Furnished with such additional evidence as these documents afforded, I considered myself to be sufficiently prepared for a consultation with Mr. Kyrle, and Marian wrote accordingly to mention my name to him, and to specify the day and hour at which I requested to see him on private business.
There was time enough in the morning for me to take Laura out for her walk as usual, and to see her quietly settled at her drawing afterwards. She looked up at me with a new anxiety in her face as I rose to leave the room, and her fingers began to toy doubtfully, in the old way, with the brushes and pencils on the table.

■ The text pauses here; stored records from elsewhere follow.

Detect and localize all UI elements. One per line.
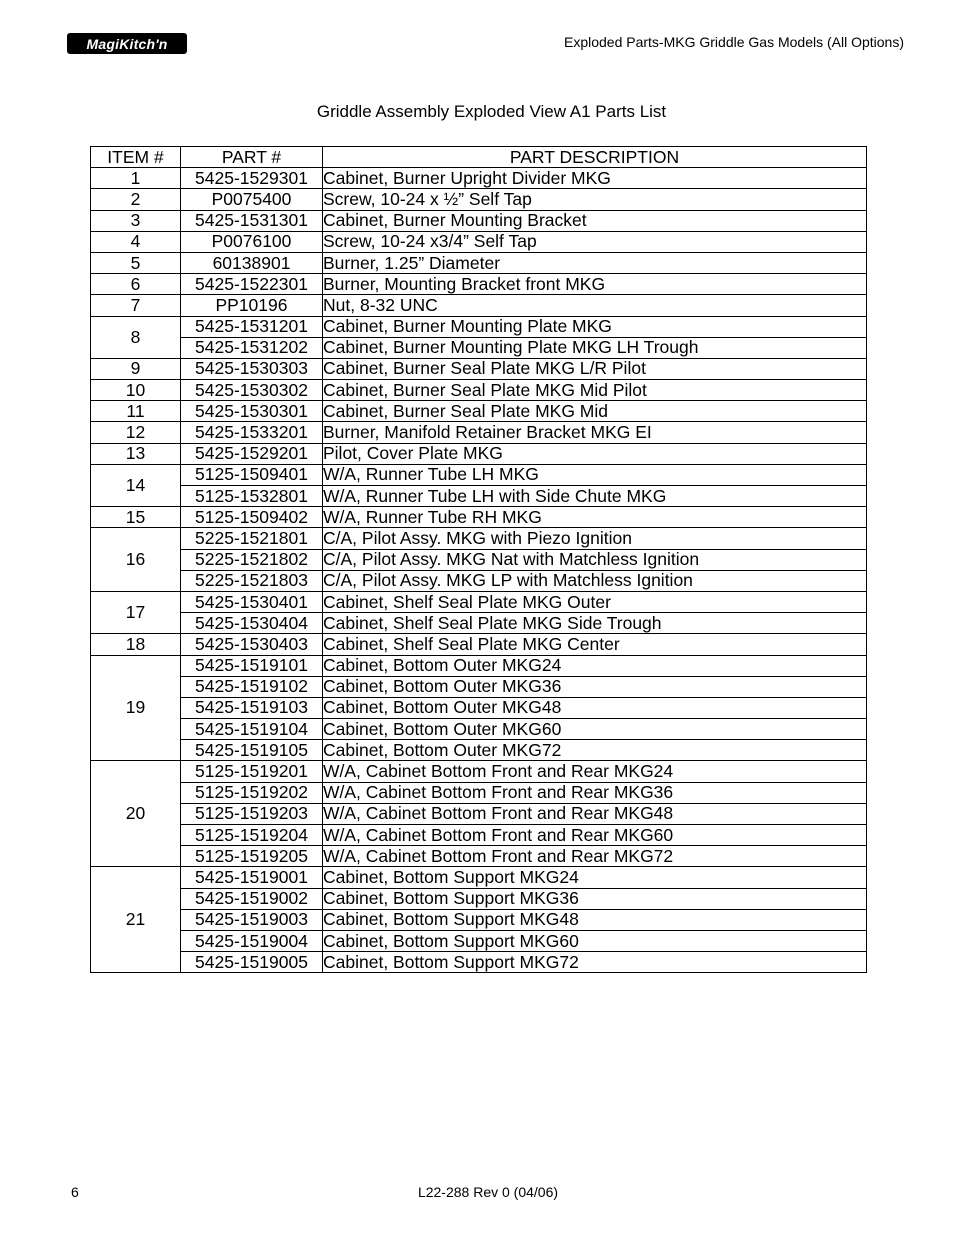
part-number-cell: 5225-1521801: [181, 528, 323, 549]
table-row: [91, 930, 867, 951]
item-number-cell: 4: [91, 231, 181, 252]
part-number-cell: 5425-1522301: [181, 274, 323, 295]
table-row: [91, 464, 867, 485]
document-code: L22-288 Rev 0 (04/06): [417, 1184, 559, 1200]
table-row: [91, 591, 867, 612]
part-description-cell: W/A, Cabinet Bottom Front and Rear MKG36: [323, 782, 867, 803]
part-number-cell: 5425-1519102: [181, 676, 323, 697]
item-number-cell: 14: [91, 464, 181, 506]
part-number-cell: 5425-1530403: [181, 634, 323, 655]
table-row: [91, 613, 867, 634]
table-row: [91, 380, 867, 401]
part-description-cell: Burner, Manifold Retainer Bracket MKG EI: [323, 422, 867, 443]
part-number-cell: 5425-1530303: [181, 358, 323, 379]
part-number-cell: 5225-1521802: [181, 549, 323, 570]
part-number-cell: 5425-1519001: [181, 867, 323, 888]
table-row: [91, 422, 867, 443]
part-description-cell: Cabinet, Shelf Seal Plate MKG Center: [323, 634, 867, 655]
part-number-cell: 5425-1519005: [181, 952, 323, 973]
table-row: [91, 295, 867, 316]
table-row: [91, 189, 867, 210]
part-description-cell: Cabinet, Bottom Support MKG24: [323, 867, 867, 888]
item-number-cell: 1: [91, 168, 181, 189]
item-number-cell: 16: [91, 528, 181, 592]
item-number-cell: 5: [91, 252, 181, 273]
item-number-cell: 19: [91, 655, 181, 761]
part-description-cell: Screw, 10-24 x3/4” Self Tap: [323, 231, 867, 252]
brand-logo-text: MagiKitch'n: [86, 35, 168, 52]
part-number-cell: 5425-1519104: [181, 719, 323, 740]
item-number-cell: 20: [91, 761, 181, 867]
part-number-cell: 5125-1509401: [181, 464, 323, 485]
table-row: [91, 676, 867, 697]
part-number-cell: 5425-1531202: [181, 337, 323, 358]
part-description-cell: Cabinet, Bottom Outer MKG48: [323, 697, 867, 718]
part-number-cell: 5425-1519101: [181, 655, 323, 676]
brand-logo: [67, 33, 187, 54]
part-number-cell: 5425-1519003: [181, 909, 323, 930]
part-number-cell: 5425-1530302: [181, 380, 323, 401]
part-description-cell: W/A, Runner Tube LH with Side Chute MKG: [323, 486, 867, 507]
item-number-cell: 2: [91, 189, 181, 210]
column-header-part: PART #: [181, 147, 323, 168]
part-number-cell: 5425-1529301: [181, 168, 323, 189]
table-row: [91, 761, 867, 782]
table-row: [91, 507, 867, 528]
part-description-cell: Cabinet, Bottom Outer MKG72: [323, 740, 867, 761]
table-row: [91, 549, 867, 570]
table-row: [91, 740, 867, 761]
page-number: 6: [71, 1184, 79, 1200]
table-row: [91, 358, 867, 379]
item-number-cell: 15: [91, 507, 181, 528]
part-description-cell: Cabinet, Bottom Outer MKG36: [323, 676, 867, 697]
item-number-cell: 13: [91, 443, 181, 464]
part-description-cell: Cabinet, Bottom Outer MKG60: [323, 719, 867, 740]
part-description-cell: Cabinet, Burner Mounting Plate MKG LH Trough: [323, 337, 867, 358]
table-row: [91, 570, 867, 591]
item-number-cell: 10: [91, 380, 181, 401]
table-row: [91, 337, 867, 358]
part-number-cell: 5425-1519105: [181, 740, 323, 761]
part-description-cell: Cabinet, Burner Mounting Plate MKG: [323, 316, 867, 337]
part-number-cell: P0076100: [181, 231, 323, 252]
part-description-cell: Burner, 1.25” Diameter: [323, 252, 867, 273]
column-header-description: PART DESCRIPTION: [323, 147, 867, 168]
table-row: [91, 634, 867, 655]
part-description-cell: Nut, 8-32 UNC: [323, 295, 867, 316]
table-row: [91, 803, 867, 824]
part-number-cell: PP10196: [181, 295, 323, 316]
part-number-cell: 5125-1532801: [181, 486, 323, 507]
part-description-cell: W/A, Cabinet Bottom Front and Rear MKG60: [323, 825, 867, 846]
part-number-cell: P0075400: [181, 189, 323, 210]
part-description-cell: Burner, Mounting Bracket front MKG: [323, 274, 867, 295]
table-row: [91, 719, 867, 740]
part-number-cell: 5425-1529201: [181, 443, 323, 464]
part-number-cell: 5125-1519205: [181, 846, 323, 867]
item-number-cell: 9: [91, 358, 181, 379]
part-number-cell: 5125-1519201: [181, 761, 323, 782]
part-description-cell: Cabinet, Bottom Support MKG60: [323, 930, 867, 951]
table-row: [91, 888, 867, 909]
item-number-cell: 21: [91, 867, 181, 973]
item-number-cell: 8: [91, 316, 181, 358]
part-description-cell: Cabinet, Shelf Seal Plate MKG Side Trough: [323, 613, 867, 634]
table-row: [91, 697, 867, 718]
parts-table-body: [91, 168, 867, 973]
part-description-cell: Cabinet, Burner Seal Plate MKG Mid: [323, 401, 867, 422]
part-number-cell: 5125-1519202: [181, 782, 323, 803]
table-row: [91, 846, 867, 867]
part-description-cell: C/A, Pilot Assy. MKG Nat with Matchless Ignition: [323, 549, 867, 570]
part-description-cell: Cabinet, Burner Seal Plate MKG L/R Pilot: [323, 358, 867, 379]
part-number-cell: 5425-1531301: [181, 210, 323, 231]
part-number-cell: 5425-1530404: [181, 613, 323, 634]
part-description-cell: C/A, Pilot Assy. MKG with Piezo Ignition: [323, 528, 867, 549]
part-number-cell: 5425-1519103: [181, 697, 323, 718]
item-number-cell: 6: [91, 274, 181, 295]
table-row: [91, 231, 867, 252]
part-description-cell: W/A, Cabinet Bottom Front and Rear MKG72: [323, 846, 867, 867]
part-number-cell: 5425-1533201: [181, 422, 323, 443]
header-title: Exploded Parts-MKG Griddle Gas Models (All Options): [563, 34, 904, 50]
item-number-cell: 11: [91, 401, 181, 422]
part-description-cell: Cabinet, Burner Mounting Bracket: [323, 210, 867, 231]
part-number-cell: 5125-1519204: [181, 825, 323, 846]
part-number-cell: 5425-1530401: [181, 591, 323, 612]
part-number-cell: 5425-1519004: [181, 930, 323, 951]
part-number-cell: 5425-1530301: [181, 401, 323, 422]
table-header-row: [91, 147, 867, 168]
table-row: [91, 825, 867, 846]
part-description-cell: Cabinet, Bottom Outer MKG24: [323, 655, 867, 676]
part-description-cell: Cabinet, Bottom Support MKG48: [323, 909, 867, 930]
part-number-cell: 5125-1519203: [181, 803, 323, 824]
table-row: [91, 655, 867, 676]
part-description-cell: W/A, Runner Tube RH MKG: [323, 507, 867, 528]
table-row: [91, 486, 867, 507]
part-number-cell: 5425-1531201: [181, 316, 323, 337]
table-row: [91, 316, 867, 337]
part-number-cell: 60138901: [181, 252, 323, 273]
table-row: [91, 528, 867, 549]
item-number-cell: 12: [91, 422, 181, 443]
item-number-cell: 18: [91, 634, 181, 655]
column-header-item: ITEM #: [91, 147, 181, 168]
table-row: [91, 401, 867, 422]
table-row: [91, 210, 867, 231]
table-row: [91, 782, 867, 803]
part-description-cell: Cabinet, Bottom Support MKG72: [323, 952, 867, 973]
item-number-cell: 17: [91, 591, 181, 633]
part-description-cell: C/A, Pilot Assy. MKG LP with Matchless Ignition: [323, 570, 867, 591]
part-description-cell: W/A, Runner Tube LH MKG: [323, 464, 867, 485]
part-description-cell: Cabinet, Shelf Seal Plate MKG Outer: [323, 591, 867, 612]
part-number-cell: 5125-1509402: [181, 507, 323, 528]
item-number-cell: 7: [91, 295, 181, 316]
part-description-cell: Pilot, Cover Plate MKG: [323, 443, 867, 464]
part-description-cell: W/A, Cabinet Bottom Front and Rear MKG48: [323, 803, 867, 824]
table-row: [91, 274, 867, 295]
table-row: [91, 909, 867, 930]
part-description-cell: Screw, 10-24 x ½” Self Tap: [323, 189, 867, 210]
table-row: [91, 168, 867, 189]
part-number-cell: 5225-1521803: [181, 570, 323, 591]
table-row: [91, 867, 867, 888]
item-number-cell: 3: [91, 210, 181, 231]
table-row: [91, 252, 867, 273]
part-number-cell: 5425-1519002: [181, 888, 323, 909]
part-description-cell: W/A, Cabinet Bottom Front and Rear MKG24: [323, 761, 867, 782]
part-description-cell: Cabinet, Burner Upright Divider MKG: [323, 168, 867, 189]
part-description-cell: Cabinet, Bottom Support MKG36: [323, 888, 867, 909]
table-row: [91, 443, 867, 464]
parts-table: [90, 146, 867, 973]
document-title: Griddle Assembly Exploded View A1 Parts List: [316, 102, 667, 121]
part-description-cell: Cabinet, Burner Seal Plate MKG Mid Pilot: [323, 380, 867, 401]
table-row: [91, 952, 867, 973]
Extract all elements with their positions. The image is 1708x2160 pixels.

“You are not tired of me yet?” she said. “You are not going away because you are tired of me? I will try to do better—I will try to get well. Are you as fond of me, Walter as you used to be, now I am so pale and thin, and so slow in learning to draw?”
She spoke as a child might have spoken, she showed me her thoughts as a child might have shown them. I waited a few minutes longer— waited to tell her that she was dearer to me now than she had ever been in the past times. “Try to get well again,” I said, encouraging the new hope in the future which I saw dawning in her mind, “try to get well again, for Marian’s sake and for mine.”